I was in South Wales at the weekend, and bought a copy of Saturday's Western Mail. There was a (mostly positive) review of Patrick Jones' book darkness is where the stars are, just out from Cinnamon, the launch of which in Cardiff, you'll remember, provoked all sorts of controversy.
Now while I haven't changed my view that Waterstones acted pretty badly in the whole affair, I can't say I'm grabbed by what I've read of the poetry. But the reviewer pointed out that in a recent online search for the top 100 Welsh heroes, Jones made it to No.32, and was top poet behind RS Thomas, Dylan Thomas and Dafydd ap Gwilym, which suggests that his poetry does engage with a wider public than usual.
So, is it a bit churlish of us as poets to complain that too few of our kind tackle real issues and attempt to get the general public interested in poetry, and then complain again when a poet does exactly that, just because the poetry isn't to our taste? No, it's perfectly reasonable, I think, but I can't help thinking Patrick Jones could teach most of us something about marketing.

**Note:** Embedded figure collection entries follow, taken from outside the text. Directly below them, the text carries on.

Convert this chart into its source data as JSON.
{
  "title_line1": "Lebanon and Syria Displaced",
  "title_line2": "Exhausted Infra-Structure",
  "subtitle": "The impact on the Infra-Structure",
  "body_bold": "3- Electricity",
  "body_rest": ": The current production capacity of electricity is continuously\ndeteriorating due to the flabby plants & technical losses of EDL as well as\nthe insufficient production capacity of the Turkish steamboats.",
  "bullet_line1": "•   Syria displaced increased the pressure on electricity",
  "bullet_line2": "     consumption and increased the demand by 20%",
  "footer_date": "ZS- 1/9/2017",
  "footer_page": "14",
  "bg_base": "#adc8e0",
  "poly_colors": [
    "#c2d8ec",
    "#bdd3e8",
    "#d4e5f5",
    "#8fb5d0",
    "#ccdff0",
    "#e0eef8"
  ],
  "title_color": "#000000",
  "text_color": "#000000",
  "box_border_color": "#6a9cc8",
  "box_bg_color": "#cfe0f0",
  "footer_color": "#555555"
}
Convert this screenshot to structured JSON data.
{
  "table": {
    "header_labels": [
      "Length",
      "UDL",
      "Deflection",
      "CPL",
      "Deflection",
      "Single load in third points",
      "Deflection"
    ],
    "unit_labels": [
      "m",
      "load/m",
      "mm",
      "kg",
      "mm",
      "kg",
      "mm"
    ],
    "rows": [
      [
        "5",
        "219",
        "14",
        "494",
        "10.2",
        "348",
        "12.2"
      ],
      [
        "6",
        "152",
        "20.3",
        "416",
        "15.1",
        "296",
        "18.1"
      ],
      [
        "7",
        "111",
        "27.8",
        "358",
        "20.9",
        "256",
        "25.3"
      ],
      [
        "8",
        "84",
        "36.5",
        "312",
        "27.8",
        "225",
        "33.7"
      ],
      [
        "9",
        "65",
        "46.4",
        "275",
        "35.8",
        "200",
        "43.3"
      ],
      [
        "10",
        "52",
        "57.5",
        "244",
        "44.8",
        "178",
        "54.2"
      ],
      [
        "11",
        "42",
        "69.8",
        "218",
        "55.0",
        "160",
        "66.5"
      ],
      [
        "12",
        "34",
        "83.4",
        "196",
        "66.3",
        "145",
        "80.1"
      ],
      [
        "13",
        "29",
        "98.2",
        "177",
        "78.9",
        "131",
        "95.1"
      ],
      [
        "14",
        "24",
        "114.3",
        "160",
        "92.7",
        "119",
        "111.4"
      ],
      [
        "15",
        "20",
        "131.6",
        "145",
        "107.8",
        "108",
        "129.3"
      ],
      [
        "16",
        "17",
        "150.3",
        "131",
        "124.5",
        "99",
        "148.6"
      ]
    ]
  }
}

On the opposite page, there's a column called The Insider by Peter Finch, chief executive of Academi, the literature promotion agency for Wales. His occupation of that role might be seen as giving the lie to the claim that the avant-garde are excluded from all positions of power in the literati, given that he has been, at times, as 'out there' as any British poet. But maybe he's just an exception - whatever, it's a fine column, looking at a number of writers who are turning out fine work in their later years. Among them are Meic Stephens and Herbert Williams. The latter's Come Out Wherever You Are, about a mass German POW breakout from Island Farm, Bridgend, has been reissued. I remember reading it as a kid at my grandparents' house, almost within sight of the abandoned camp, and my mother telling me about seeing General Von Runstedt being marched from Bridgend station to the camp when she was a child. I must get hold of the book again.